保管バッファへ行く回数の推定(2)

保管バッファへ行く回数の推定(1)」で得た式(2)

  • D{\approx}u\left(\frac{(1+c_e^2)u}{2-(1-c_e^2)u}\right)^j・・・・・(3)

がどのような特性を示すのかをみるために、この式で少しグラフを書いてみます。
話を簡単にするために装置の処理時間は一定とします。すると

  • c_e=0・・・・・(3)

になりますので

  • D{\approx}u\left(\frac{u}{2-u}\right)^j・・・・・(4)

となります。
装置利用率uが80%(u=0.8)であるとして装置バッファの数を増やしていくと、保管バッファへ行く確率がどのように減っていくかを見てみます。

  • 図1(再掲)


するとこうなります。

X軸の値が0の場合は保管バッファを設けない場合です。この場合は、装置の利用率が80%ですので、この工程にやってきたジョブは80%の確率で装置が空いていないことを発見して、保管バッファに向かいます。そこで1個バッファを設けると(X軸の値が1の時)、保管バッファに向かう確率は53%にまで減少します。バッファを3個設ければ24%と、かなり減ります。しかし、装置のそばにそれだけのスペースを設けることが出来るかどうかが今度は問題になります。実際に適用する場合には、許容出来る確率と、装置のそばのスペースの、両方を考慮して適切な装置バッファ数を決めるべきでしょう。
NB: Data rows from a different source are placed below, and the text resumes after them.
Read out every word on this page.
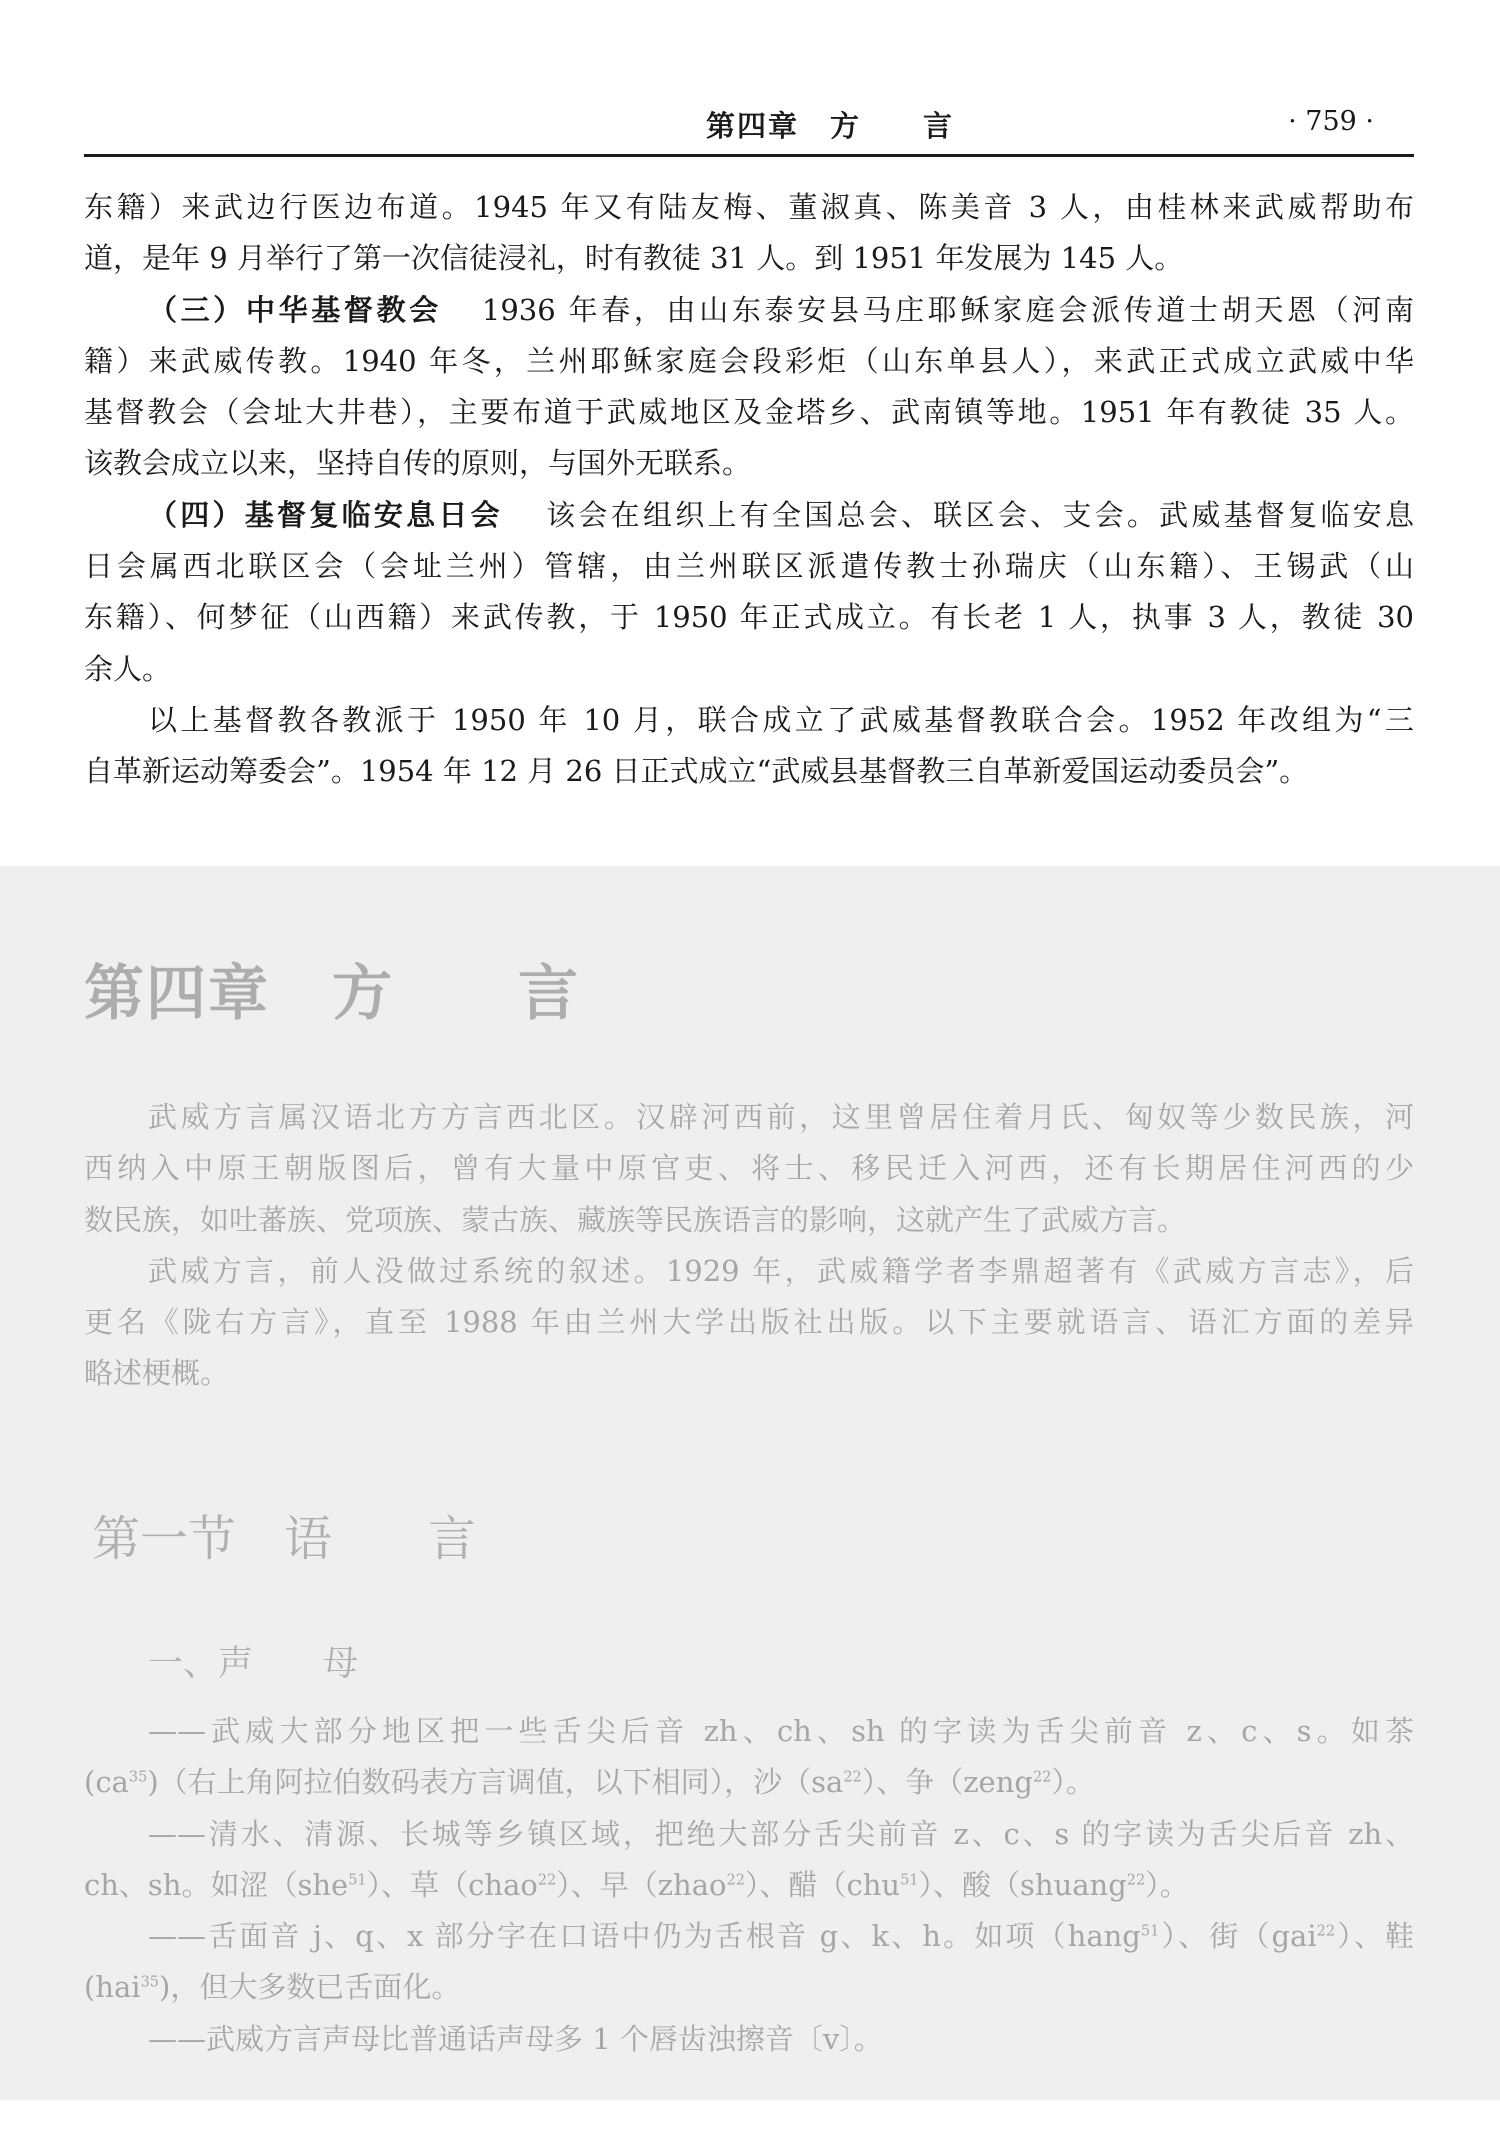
第四章　方　　言	· 759 ·
东籍）来武边行医边布道。1945 年又有陆友梅、董淑真、陈美音 3 人，由桂林来武威帮助布
道，是年 9 月举行了第一次信徒浸礼，时有教徒 31 人。到 1951 年发展为 145 人。
（三）中华基督教会 1936 年春，由山东泰安县马庄耶稣家庭会派传道士胡天恩（河南
籍）来武威传教。1940 年冬，兰州耶稣家庭会段彩炬（山东单县人），来武正式成立武威中华
基督教会（会址大井巷），主要布道于武威地区及金塔乡、武南镇等地。1951 年有教徒 35 人。
该教会成立以来，坚持自传的原则，与国外无联系。
（四）基督复临安息日会 该会在组织上有全国总会、联区会、支会。武威基督复临安息
日会属西北联区会（会址兰州）管辖，由兰州联区派遣传教士孙瑞庆（山东籍）、王锡武（山
东籍）、何梦征（山西籍）来武传教，于 1950 年正式成立。有长老 1 人，执事 3 人，教徒 30
余人。
以上基督教各教派于 1950 年 10 月，联合成立了武威基督教联合会。1952 年改组为“三
自革新运动筹委会”。1954 年 12 月 26 日正式成立“武威县基督教三自革新爱国运动委员会”。
第四章　方　　言
武威方言属汉语北方方言西北区。汉辟河西前，这里曾居住着月氏、匈奴等少数民族，河
西纳入中原王朝版图后，曾有大量中原官吏、将士、移民迁入河西，还有长期居住河西的少
数民族，如吐蕃族、党项族、蒙古族、藏族等民族语言的影响，这就产生了武威方言。
武威方言，前人没做过系统的叙述。1929 年，武威籍学者李鼎超著有《武威方言志》，后
更名《陇右方言》，直至 1988 年由兰州大学出版社出版。以下主要就语言、语汇方面的差异
略述梗概。
第一节　语　　言
一、声　　母
——武威大部分地区把一些舌尖后音 zh、ch、sh 的字读为舌尖前音 z、c、s。如茶
$(ca^{35})$（右上角阿拉伯数码表方言调值，以下相同），沙$(sa^{22})$、争（zeng$^{22}$）。
——清水、清源、长城等乡镇区域，把绝大部分舌尖前音 z、c、s 的字读为舌尖后音 zh、
ch、sh。如涩（she$^{51}$）、草（chao$^{22}$）、早（zhao$^{22}$）、醋（chu$^{51}$）、酸（shuang$^{22}$）。
——舌面音 j、q、x 部分字在口语中仍为舌根音 g、k、h。如项（hang$^{51}$）、街（gai$^{22}$）、鞋
(hai$^{35}$)，但大多数已舌面化。
——武威方言声母比普通话声母多 1 个唇齿浊擦音〔v〕。
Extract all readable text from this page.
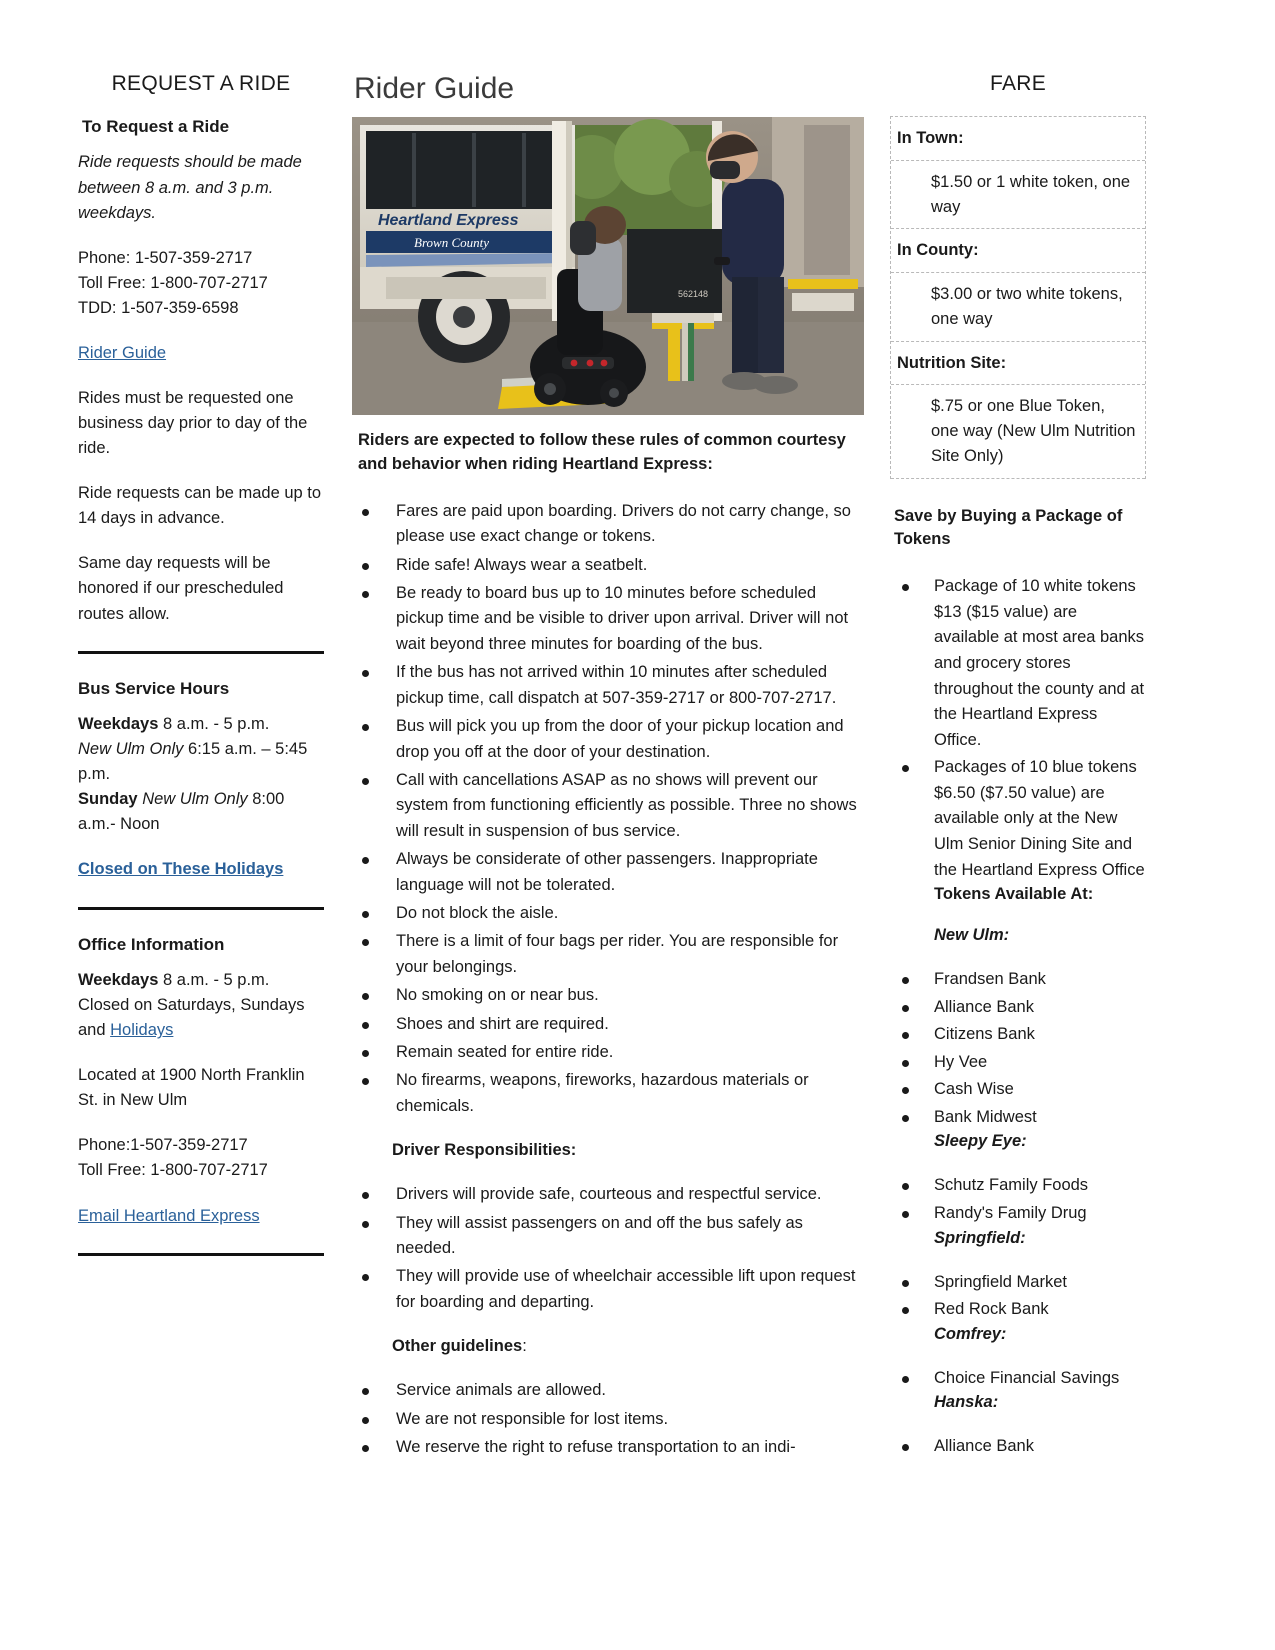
REQUEST A RIDE
To Request a Ride

Ride requests should be made between 8 a.m. and 3 p.m. weekdays.

Phone: 1-507-359-2717
Toll Free: 1-800-707-2717
TDD: 1-507-359-6598

Rider Guide

Rides must be requested one business day prior to day of the ride.

Ride requests can be made up to 14 days in advance.

Same day requests will be honored if our prescheduled routes allow.

Bus Service Hours

Weekdays 8 a.m. - 5 p.m.
New Ulm Only 6:15 a.m. – 5:45 p.m.
Sunday New Ulm Only 8:00 a.m.- Noon

Closed on These Holidays

Office Information

Weekdays 8 a.m. - 5 p.m.
Closed on Saturdays, Sundays and Holidays

Located at 1900 North Franklin St. in New Ulm

Phone:1-507-359-2717
Toll Free: 1-800-707-2717

Email Heartland Express

Rider Guide
Heartland Express
Brown County
562148
Riders are expected to follow these rules of common courtesy and behavior when riding Heartland Express:
Fares are paid upon boarding. Drivers do not carry change, so please use exact change or tokens.
Ride safe! Always wear a seatbelt.
Be ready to board bus up to 10 minutes before scheduled pickup time and be visible to driver upon arrival. Driver will not wait beyond three minutes for boarding of the bus.
If the bus has not arrived within 10 minutes after scheduled pickup time, call dispatch at 507-359-2717 or 800-707-2717.
Bus will pick you up from the door of your pickup location and drop you off at the door of your destination.
Call with cancellations ASAP as no shows will prevent our system from functioning efficiently as possible. Three no shows will result in suspension of bus service.
Always be considerate of other passengers. Inappropriate language will not be tolerated.
Do not block the aisle.
There is a limit of four bags per rider. You are responsible for your belongings.
No smoking on or near bus.
Shoes and shirt are required.
Remain seated for entire ride.
No firearms, weapons, fireworks, hazardous materials or chemicals.
Driver Responsibilities:
Drivers will provide safe, courteous and respectful service.
They will assist passengers on and off the bus safely as needed.
They will provide use of wheelchair accessible lift upon request for boarding and departing.
Other guidelines:
Service animals are allowed.
We are not responsible for lost items.
We reserve the right to refuse transportation to an indi-
FARE
In Town:
$1.50 or 1 white token, one way
In County:
$3.00 or two white tokens, one way
Nutrition Site:
$.75 or one Blue Token, one way (New Ulm Nutrition Site Only)
Save by Buying a Package of Tokens
Package of 10 white tokens $13 ($15 value) are available at most area banks and grocery stores throughout the county and at the Heartland Express Office.
Packages of 10 blue tokens $6.50 ($7.50 value) are available only at the New Ulm Senior Dining Site and the Heartland Express Office
Tokens Available At:
New Ulm:
Frandsen Bank
Alliance Bank
Citizens Bank
Hy Vee
Cash Wise
Bank Midwest
Sleepy Eye:
Schutz Family Foods
Randy's Family Drug
Springfield:
Springfield Market
Red Rock Bank
Comfrey:
Choice Financial Savings
Hanska:
Alliance Bank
今度は、装置バッファの数を3に固定し(j=3)装置利用率uを変化させてみます。するとこうなります。

装置が100%稼動している時には、やってくるジョブは必ず保管バッファに向かうことになるのでしょうか? M/G/1の待ち行列理論を基に考える限りそういうことになります。しかし私は、現実の工場は、これとは少し様子が違うのではないか、と考えています。そのことをお話しする準備がまだ出来ていませんので、ここではここまでとしておきます。